WUR is high in the rankings because of the demonstrably big impact of Wageningen research. And this is largely due to a smart publishing strategy, say information specialists.
Illustration: Pascal Tieman
Getting published is vital for research. A matter of survival, in fact, for the individual researcher: ‘publish or perish’. And no other Dutch university is as good at getting published as Wageningen University & Research. The institution’s international success can largely be put down to this.
So say information specialists Peter van der Togt of the Forum library and Philipp Fondermann of Elsevier Information Systems in an article about the Wageningen publication strategy in Procedia Computer Science. That strategy is straightforward. Van der Togt sums it up: ‘Make sure you get published in Q1 journals, because that gives you the greatest chance of a big impact.’ Q1 stands for the best 25 journals, based on their impact in their research fields. Q2 to Q4 stand for the other quartiles.
This publication strategy is based on the work of erstwhile information specialist and bibliometrics guru Wouter Gerritsma. Scientists’ impact can be measured by the number of times their articles are cited by colleagues, but it takes a few years for an article to prove its worth. Gerritsma discovered that the Q value of the journal in which an article is published is a good predictor of the impact the article will have. ‘So publishing in a Q1 journal is a good indicator of a big impact,’ explains Van der Togt. ‘The impact assessment of tenure trackers is based on this.’
The emphasis on smarter, more calculated publishing has got through to all the branches of the organization, and has borne fruit, according to Van der Togt. The figures bear out the claim (see the graphs). The number of Wageningen articles in Q1 journals has risen over 10 years by nearly one quarter to 63 percent. The number of articles that belong in the top 10 most frequently cited articles went up by 10 percent in the same period. Well over 25 percent of all Wageningen articles get into the top 10 percent nowadays. The relative impact of the average Wageningen article went up from 1.75 to 2.75. That means that a Wageningen article is cited 2.75 times as often as the average article in the same field during the same period worldwide. No other Dutch university can match that impact.

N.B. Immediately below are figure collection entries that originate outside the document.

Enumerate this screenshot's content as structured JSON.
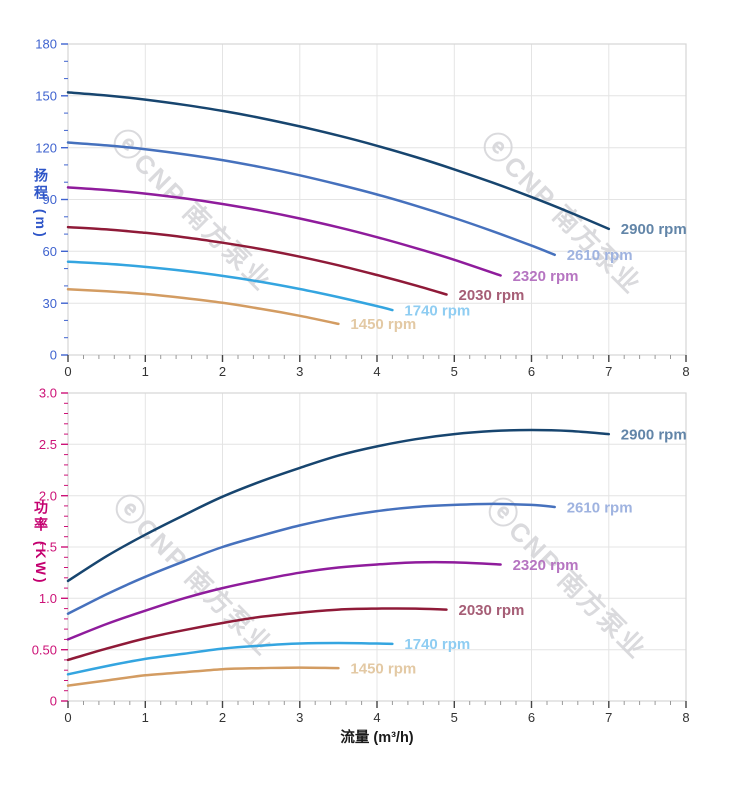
{
  "watermark": {
    "logo_glyph": "ⓔ",
    "text": "CNP 南方泵业",
    "color": "#d4d4d8"
  },
  "frame": {
    "grid_color": "#e4e4e4",
    "border_color": "#d6d6d6",
    "x_tick_color": "#444444",
    "x_tick_minor_color": "#999999",
    "x_label_color": "#333333"
  },
  "chart_data": [
    {
      "id": "head-curves",
      "type": "line",
      "title": "",
      "ylabel": "扬程 (m)",
      "xlabel": "",
      "xlim": [
        0,
        8
      ],
      "ylim": [
        0,
        180
      ],
      "grid": true,
      "legend_position": "curve-end-labels",
      "x_tick_values": [
        0,
        1,
        2,
        3,
        4,
        5,
        6,
        7,
        8
      ],
      "x_tick_labels": [
        "0",
        "1",
        "2",
        "3",
        "4",
        "5",
        "6",
        "7",
        "8"
      ],
      "x_minor_step": 0.2,
      "y_tick_values": [
        0,
        30,
        60,
        90,
        120,
        150,
        180
      ],
      "y_tick_labels": [
        "0",
        "30",
        "60",
        "90",
        "120",
        "150",
        "180"
      ],
      "y_minor_step": 10,
      "axis_color": "#3f63cf",
      "series": [
        {
          "name": "2900 rpm",
          "color": "#17456f",
          "label_color": "#6285a8",
          "points": [
            [
              0,
              152
            ],
            [
              0.5,
              150.2
            ],
            [
              1,
              147.8
            ],
            [
              1.5,
              144.8
            ],
            [
              2,
              141.3
            ],
            [
              2.5,
              137.1
            ],
            [
              3,
              132.3
            ],
            [
              3.5,
              127
            ],
            [
              4,
              121.1
            ],
            [
              4.5,
              114.6
            ],
            [
              5,
              107.4
            ],
            [
              5.5,
              99.7
            ],
            [
              6,
              91.4
            ],
            [
              6.5,
              82.5
            ],
            [
              7,
              73
            ]
          ]
        },
        {
          "name": "2610 rpm",
          "color": "#4671bd",
          "label_color": "#9fb3e0",
          "points": [
            [
              0,
              123
            ],
            [
              0.5,
              121.3
            ],
            [
              1,
              119.1
            ],
            [
              1.5,
              116.2
            ],
            [
              2,
              112.8
            ],
            [
              2.5,
              108.7
            ],
            [
              3,
              104
            ],
            [
              3.5,
              98.7
            ],
            [
              4,
              92.9
            ],
            [
              4.5,
              86.4
            ],
            [
              5,
              79.3
            ],
            [
              5.5,
              71.6
            ],
            [
              6,
              63.3
            ],
            [
              6.3,
              58
            ]
          ]
        },
        {
          "name": "2320 rpm",
          "color": "#8f1c9c",
          "label_color": "#b675c1",
          "points": [
            [
              0,
              97
            ],
            [
              0.5,
              95.5
            ],
            [
              1,
              93.4
            ],
            [
              1.5,
              90.7
            ],
            [
              2,
              87.4
            ],
            [
              2.5,
              83.5
            ],
            [
              3,
              79
            ],
            [
              3.5,
              73.9
            ],
            [
              4,
              68.2
            ],
            [
              4.5,
              61.9
            ],
            [
              5,
              55.1
            ],
            [
              5.6,
              46
            ]
          ]
        },
        {
          "name": "2030 rpm",
          "color": "#8f1a38",
          "label_color": "#a65e76",
          "points": [
            [
              0,
              74
            ],
            [
              0.5,
              72.7
            ],
            [
              1,
              70.7
            ],
            [
              1.5,
              68.2
            ],
            [
              2,
              65
            ],
            [
              2.5,
              61.3
            ],
            [
              3,
              56.9
            ],
            [
              3.5,
              51.9
            ],
            [
              4,
              46.3
            ],
            [
              4.5,
              40.3
            ],
            [
              4.9,
              35
            ]
          ]
        },
        {
          "name": "1740 rpm",
          "color": "#34a5e0",
          "label_color": "#8fcdf2",
          "points": [
            [
              0,
              54
            ],
            [
              0.5,
              52.8
            ],
            [
              1,
              51
            ],
            [
              1.5,
              48.7
            ],
            [
              2,
              45.8
            ],
            [
              2.5,
              42.3
            ],
            [
              3,
              38.2
            ],
            [
              3.5,
              33.5
            ],
            [
              4,
              28.3
            ],
            [
              4.2,
              26
            ]
          ]
        },
        {
          "name": "1450 rpm",
          "color": "#d39c62",
          "label_color": "#e3c9a4",
          "points": [
            [
              0,
              38
            ],
            [
              0.5,
              36.9
            ],
            [
              1,
              35.3
            ],
            [
              1.5,
              33
            ],
            [
              2,
              30.2
            ],
            [
              2.5,
              26.7
            ],
            [
              3,
              22.7
            ],
            [
              3.5,
              18
            ]
          ]
        }
      ]
    },
    {
      "id": "power-curves",
      "type": "line",
      "title": "",
      "ylabel": "功率 (KW)",
      "xlabel": "流量 (m³/h)",
      "xlim": [
        0,
        8
      ],
      "ylim": [
        0,
        3
      ],
      "grid": true,
      "legend_position": "curve-end-labels",
      "x_tick_values": [
        0,
        1,
        2,
        3,
        4,
        5,
        6,
        7,
        8
      ],
      "x_tick_labels": [
        "0",
        "1",
        "2",
        "3",
        "4",
        "5",
        "6",
        "7",
        "8"
      ],
      "x_minor_step": 0.2,
      "y_tick_values": [
        0,
        0.5,
        1,
        1.5,
        2,
        2.5,
        3
      ],
      "y_tick_labels": [
        "0",
        "0.50",
        "1.0",
        "1.5",
        "2.0",
        "2.5",
        "3.0"
      ],
      "y_minor_step": 0.1,
      "axis_color": "#cc1277",
      "series": [
        {
          "name": "2900 rpm",
          "color": "#17456f",
          "label_color": "#6285a8",
          "points": [
            [
              0,
              1.17
            ],
            [
              0.5,
              1.41
            ],
            [
              1,
              1.62
            ],
            [
              1.5,
              1.81
            ],
            [
              2,
              1.99
            ],
            [
              2.5,
              2.14
            ],
            [
              3,
              2.27
            ],
            [
              3.5,
              2.39
            ],
            [
              4,
              2.48
            ],
            [
              4.5,
              2.55
            ],
            [
              5,
              2.6
            ],
            [
              5.5,
              2.63
            ],
            [
              6,
              2.64
            ],
            [
              6.5,
              2.63
            ],
            [
              7,
              2.6
            ]
          ]
        },
        {
          "name": "2610 rpm",
          "color": "#4671bd",
          "label_color": "#9fb3e0",
          "points": [
            [
              0,
              0.85
            ],
            [
              0.5,
              1.04
            ],
            [
              1,
              1.21
            ],
            [
              1.5,
              1.36
            ],
            [
              2,
              1.5
            ],
            [
              2.5,
              1.61
            ],
            [
              3,
              1.71
            ],
            [
              3.5,
              1.79
            ],
            [
              4,
              1.85
            ],
            [
              4.5,
              1.89
            ],
            [
              5,
              1.91
            ],
            [
              5.5,
              1.92
            ],
            [
              6,
              1.91
            ],
            [
              6.3,
              1.89
            ]
          ]
        },
        {
          "name": "2320 rpm",
          "color": "#8f1c9c",
          "label_color": "#b675c1",
          "points": [
            [
              0,
              0.6
            ],
            [
              0.5,
              0.75
            ],
            [
              1,
              0.88
            ],
            [
              1.5,
              1
            ],
            [
              2,
              1.1
            ],
            [
              2.5,
              1.18
            ],
            [
              3,
              1.25
            ],
            [
              3.5,
              1.3
            ],
            [
              4,
              1.33
            ],
            [
              4.5,
              1.35
            ],
            [
              5,
              1.35
            ],
            [
              5.6,
              1.33
            ]
          ]
        },
        {
          "name": "2030 rpm",
          "color": "#8f1a38",
          "label_color": "#a65e76",
          "points": [
            [
              0,
              0.4
            ],
            [
              0.5,
              0.51
            ],
            [
              1,
              0.61
            ],
            [
              1.5,
              0.69
            ],
            [
              2,
              0.76
            ],
            [
              2.5,
              0.82
            ],
            [
              3,
              0.86
            ],
            [
              3.5,
              0.89
            ],
            [
              4,
              0.9
            ],
            [
              4.5,
              0.9
            ],
            [
              4.9,
              0.89
            ]
          ]
        },
        {
          "name": "1740 rpm",
          "color": "#34a5e0",
          "label_color": "#8fcdf2",
          "points": [
            [
              0,
              0.26
            ],
            [
              0.5,
              0.34
            ],
            [
              1,
              0.41
            ],
            [
              1.5,
              0.46
            ],
            [
              2,
              0.51
            ],
            [
              2.5,
              0.54
            ],
            [
              3,
              0.56
            ],
            [
              3.5,
              0.565
            ],
            [
              4,
              0.56
            ],
            [
              4.2,
              0.556
            ]
          ]
        },
        {
          "name": "1450 rpm",
          "color": "#d39c62",
          "label_color": "#e3c9a4",
          "points": [
            [
              0,
              0.15
            ],
            [
              0.5,
              0.2
            ],
            [
              1,
              0.25
            ],
            [
              1.5,
              0.28
            ],
            [
              2,
              0.31
            ],
            [
              2.5,
              0.32
            ],
            [
              3,
              0.325
            ],
            [
              3.5,
              0.32
            ]
          ]
        }
      ]
    }
  ]
}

Richard Visser, head of Plant Breeding and Dean of Research, confirms that the attitude to publishing has changed. ‘We have started looking more consciously at the impact of journals. Previously 90 percent of our articles were published in Euphytica. That was the best journal in the field of breeding. Many institutes had their own ‘in-house journals.’ With the rise of impact factors for journals, people here started saying we should publish in other journals too, journals with a higher impact. Nowadays we publish most often in Theoretical Applied Genetics. And we have also deliberately started publishing in journals like Plant Cell in order to reach a different readership.’
Yet Visser is alert to the dangers of letting impact factor play too dominant a role. ‘What you want first and foremost is to reach the audience which is closest to your research. That means you sometimes publish in journals with a lower impact factor because they are the ones your readers read. We publish in Profyta, for instance, a periodical for the ornamental plant sector which doesn’t have an impact factor at all. It’s about passing on information to the sector as well.’ According to Visser, PhD candidates have a big say in the choice of journal as well. ‘Some of them just want to publish seven or eight articles and it doesn’t matter much where. But others only want to be published in Nature or Science, or the like.’
Besides more targeted publishing, Wageningen researchers have also started publishing more. That is to say: more peer-reviewed articles. Van der Togt: ‘You can see a clear shift from writing in the form of proceedings, reports and books to articles. Ten years ago, 60 percent of Wageningen’s academic output was articles, and that is 80 percent now.’ Van der Togt puts all these developments down to the new publication strategy. ‘But you cannot prove that 100 percent of course. There is no baseline measurement: we cannot compare the situation with a WUR without that strategy. What we can do is to carry out these bibliometric analyses, because then our metadata are in order. In the old days people only used to look at the number of articles, but now they look at the quality too. On that score Wageningen is ahead of the game.’
But does the increased impact of Wageningen researchers actually mean the researchers themselves have got better? ‘Well, they have certainly got better at publishing,’ says Van der Togt cautiously. ‘But to publish in those better journals, you have to put more effort into your articles. So the articles are better and that’s quality too.’ Professor Visser agrees with him. ‘If you aim higher, your data have to be better and you have to present them in a better way. By publishing better you become a better scientist.’